To see how a speaker cone does vibrate on a circuit with a single ended power supply I designed the bellow to see if the cone does the negative vibration.
The strange thing is that there is a NEGATIVE swing at the load (RL) too??!
I am wondering how it does happen while there is no any split power supply or divider?
I thought maybe the collector of the transistor and the R1 are creating a voltage divider but soon I noticed the voltage divider is not able to case a negative voltage at RL because the other pin of the RL goes to the ground. I mean the RL is only able to swing between the positive and ground.
To see how a speaker cone does vibrate on a circuit with a single ended power supply I designed the bellow to see if the cone does the negative vibration.
The strange thing is that there is a NEGATIVE swing at the load (RL) too??!
I am wondering how it does happen while there is no any split power supply or divider?
I thought maybe the collector of the transistor and the R1 are creating a voltage divider but soon I noticed the voltage divider is not able to case a negative voltage at RL because the other pin of the RL goes to the ground. I mean the RL is only able to swing between the positive and ground.
Let's say there's no signal. The amplifier output at the capacitor input will be at a DC level of about 1/2 the positive supply voltage, and the output of the capacitor will be at 0V (through the speaker impedance to ground) since the capacitor does not conduct DC, only AC. Now we generate a negative going signal the causes the amp to drive the cap input in a negative direction from 1/2 the supply voltage to ground. This signal is coupled through the capacitor which drives the speaker in a negative direction from 0V to -1/2 the supply voltage, thus generating the negative signal you see at the speaker terminal.
Note the current flow [green] of the Load.
This charge/discharge of the 100uF, due to the sinewave voltage on the transistor collector, causes the current the the load to change direction. As it changes direction so does the polarity across the load.
Note the current flow [green] of the Load.
This charge/discharge of the 100uF, due to the sinewave voltage on the transistor collector, causes the current the the load to change direction.

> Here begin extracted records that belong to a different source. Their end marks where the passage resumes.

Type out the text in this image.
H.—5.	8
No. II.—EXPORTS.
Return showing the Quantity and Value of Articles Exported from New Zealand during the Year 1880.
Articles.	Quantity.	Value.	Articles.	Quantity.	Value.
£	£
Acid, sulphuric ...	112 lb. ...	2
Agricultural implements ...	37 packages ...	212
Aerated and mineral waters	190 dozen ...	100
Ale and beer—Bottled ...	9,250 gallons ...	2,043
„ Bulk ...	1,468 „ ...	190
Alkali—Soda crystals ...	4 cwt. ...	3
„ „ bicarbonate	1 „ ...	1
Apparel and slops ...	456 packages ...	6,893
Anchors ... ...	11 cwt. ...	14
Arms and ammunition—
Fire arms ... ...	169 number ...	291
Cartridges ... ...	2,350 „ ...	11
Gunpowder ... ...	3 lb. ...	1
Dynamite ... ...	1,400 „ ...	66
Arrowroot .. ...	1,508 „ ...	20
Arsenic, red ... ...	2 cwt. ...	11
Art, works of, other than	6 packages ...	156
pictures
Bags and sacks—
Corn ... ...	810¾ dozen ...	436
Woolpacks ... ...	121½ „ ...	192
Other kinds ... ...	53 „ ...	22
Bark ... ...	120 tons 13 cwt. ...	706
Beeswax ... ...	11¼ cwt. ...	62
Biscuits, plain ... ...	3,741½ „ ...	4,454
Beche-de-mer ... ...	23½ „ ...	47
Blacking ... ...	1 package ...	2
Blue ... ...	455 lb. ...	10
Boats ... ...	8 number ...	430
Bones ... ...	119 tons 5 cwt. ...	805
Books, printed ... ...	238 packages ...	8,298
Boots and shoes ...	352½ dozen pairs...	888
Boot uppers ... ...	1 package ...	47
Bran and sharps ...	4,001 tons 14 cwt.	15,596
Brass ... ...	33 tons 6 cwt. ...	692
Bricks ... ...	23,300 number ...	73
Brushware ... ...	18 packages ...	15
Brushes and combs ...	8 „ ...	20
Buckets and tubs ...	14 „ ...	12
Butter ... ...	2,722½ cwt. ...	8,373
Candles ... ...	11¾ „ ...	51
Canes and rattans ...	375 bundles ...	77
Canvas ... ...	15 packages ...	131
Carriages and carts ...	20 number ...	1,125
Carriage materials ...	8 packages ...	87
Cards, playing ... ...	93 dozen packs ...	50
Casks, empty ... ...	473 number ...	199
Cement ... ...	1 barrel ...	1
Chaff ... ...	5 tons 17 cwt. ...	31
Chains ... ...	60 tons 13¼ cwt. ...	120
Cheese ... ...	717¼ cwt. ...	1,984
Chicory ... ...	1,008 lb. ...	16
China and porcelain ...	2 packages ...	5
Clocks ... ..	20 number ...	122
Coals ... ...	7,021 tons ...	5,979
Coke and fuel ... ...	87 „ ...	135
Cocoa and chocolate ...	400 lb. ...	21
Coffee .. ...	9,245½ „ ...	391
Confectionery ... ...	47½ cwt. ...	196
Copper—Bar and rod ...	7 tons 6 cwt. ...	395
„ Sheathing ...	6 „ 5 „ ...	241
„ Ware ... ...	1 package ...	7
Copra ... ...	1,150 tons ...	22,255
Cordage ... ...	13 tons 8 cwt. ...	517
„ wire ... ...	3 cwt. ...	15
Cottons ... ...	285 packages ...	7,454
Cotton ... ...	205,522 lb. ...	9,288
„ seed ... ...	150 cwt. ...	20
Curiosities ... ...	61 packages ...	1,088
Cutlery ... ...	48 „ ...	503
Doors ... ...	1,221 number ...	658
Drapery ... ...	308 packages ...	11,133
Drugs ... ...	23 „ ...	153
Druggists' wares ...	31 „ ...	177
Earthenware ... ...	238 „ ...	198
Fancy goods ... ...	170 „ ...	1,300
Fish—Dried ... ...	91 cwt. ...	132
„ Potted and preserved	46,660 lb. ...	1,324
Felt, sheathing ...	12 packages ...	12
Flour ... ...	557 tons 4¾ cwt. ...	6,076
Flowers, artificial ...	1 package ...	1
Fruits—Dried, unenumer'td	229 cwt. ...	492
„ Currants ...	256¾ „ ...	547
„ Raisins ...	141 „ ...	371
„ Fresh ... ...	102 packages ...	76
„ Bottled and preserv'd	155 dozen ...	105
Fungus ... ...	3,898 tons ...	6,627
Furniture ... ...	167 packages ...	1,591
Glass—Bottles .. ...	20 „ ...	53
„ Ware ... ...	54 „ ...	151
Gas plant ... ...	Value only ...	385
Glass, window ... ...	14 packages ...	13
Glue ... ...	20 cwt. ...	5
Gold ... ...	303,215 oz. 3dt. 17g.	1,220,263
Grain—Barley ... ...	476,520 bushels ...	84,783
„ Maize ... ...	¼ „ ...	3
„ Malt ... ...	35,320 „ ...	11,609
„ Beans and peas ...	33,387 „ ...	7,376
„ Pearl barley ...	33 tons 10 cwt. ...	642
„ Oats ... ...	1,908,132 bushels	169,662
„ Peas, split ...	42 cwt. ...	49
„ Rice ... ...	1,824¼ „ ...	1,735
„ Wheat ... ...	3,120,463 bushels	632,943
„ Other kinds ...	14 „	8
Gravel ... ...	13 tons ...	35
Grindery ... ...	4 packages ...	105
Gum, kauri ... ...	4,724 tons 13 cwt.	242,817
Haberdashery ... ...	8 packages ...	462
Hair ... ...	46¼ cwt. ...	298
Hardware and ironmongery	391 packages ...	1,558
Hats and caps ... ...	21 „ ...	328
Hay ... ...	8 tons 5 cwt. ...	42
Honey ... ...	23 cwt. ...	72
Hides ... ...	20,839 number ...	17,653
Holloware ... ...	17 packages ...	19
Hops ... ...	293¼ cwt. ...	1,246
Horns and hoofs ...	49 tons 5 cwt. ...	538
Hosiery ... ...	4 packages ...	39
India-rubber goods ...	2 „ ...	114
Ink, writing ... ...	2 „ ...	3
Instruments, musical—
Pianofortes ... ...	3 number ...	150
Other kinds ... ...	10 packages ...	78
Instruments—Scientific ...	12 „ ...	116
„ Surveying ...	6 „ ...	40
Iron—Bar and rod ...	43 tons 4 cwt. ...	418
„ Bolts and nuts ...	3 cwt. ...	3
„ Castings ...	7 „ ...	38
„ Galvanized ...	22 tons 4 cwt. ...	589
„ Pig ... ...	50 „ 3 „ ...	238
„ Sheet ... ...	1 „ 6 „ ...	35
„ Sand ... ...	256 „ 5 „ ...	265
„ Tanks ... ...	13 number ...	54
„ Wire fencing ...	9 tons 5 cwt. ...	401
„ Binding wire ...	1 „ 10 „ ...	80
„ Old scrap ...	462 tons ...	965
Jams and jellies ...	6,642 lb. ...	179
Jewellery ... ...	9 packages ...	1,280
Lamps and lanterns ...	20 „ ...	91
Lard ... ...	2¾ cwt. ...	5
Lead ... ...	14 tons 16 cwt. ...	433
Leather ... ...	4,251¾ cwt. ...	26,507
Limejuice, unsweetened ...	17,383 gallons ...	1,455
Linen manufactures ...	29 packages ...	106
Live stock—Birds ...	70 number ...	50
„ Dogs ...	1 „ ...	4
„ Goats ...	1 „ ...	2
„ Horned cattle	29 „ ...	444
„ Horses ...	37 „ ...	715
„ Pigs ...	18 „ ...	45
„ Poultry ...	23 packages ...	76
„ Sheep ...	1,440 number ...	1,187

As it changes direction so does the polarity across the load.
At the bellow pic why there is a negative signal (bellow zero) for the signal source and the output load while there is a DC single ended power supply??
I seem to be too confused with these circuits.
Suppose a dual split power supply with load connected at its center pin (I.e The ground), The other pin of the load is variable between the positive pin of the power supply and e negative pin. Now we can tell that this load is swinging at the positive and the negative voltage. We can generate that state virtually but becuse one pins of the load at the first pic I posted is connected to the ground of the single ended power supply (I.e at the negative pin of the power supply while there is no any real or virtual ground) I am not able to see how that negative voltage is created? the capacitor at the first pic must reach to negative rates of the voltage (if we consider the negative pin of the power supply as the ground (i.e virtual center pin of a split power supply) of the load).
It's charged up to half the supply rail, so has 5V on the +ve end, and 0V on the negative (it's like a 5V battery).
When the collector of the transistor swings fully low, you're effectively connecting the +ve of this 'battery' to the 0V line, so it's -ve end is now -5V below 0V.
I have a question regarding the posters original attachment. The common emitter circuit has a base resistor attached to the supply rail. Now this will supply the base current but is this a good idea as the circuit is designed around a particular HFE and changing the transistor to another of the same type will not give the exact same HFE?
I have a question regarding the posters original attachment. The common emitter circuit has a base resistor attached to the supply rail. Now this will supply the base current but is this a good idea as the circuit is designed around a particular HFE and changing the transistor to another of the same type will not give the exact same HFE?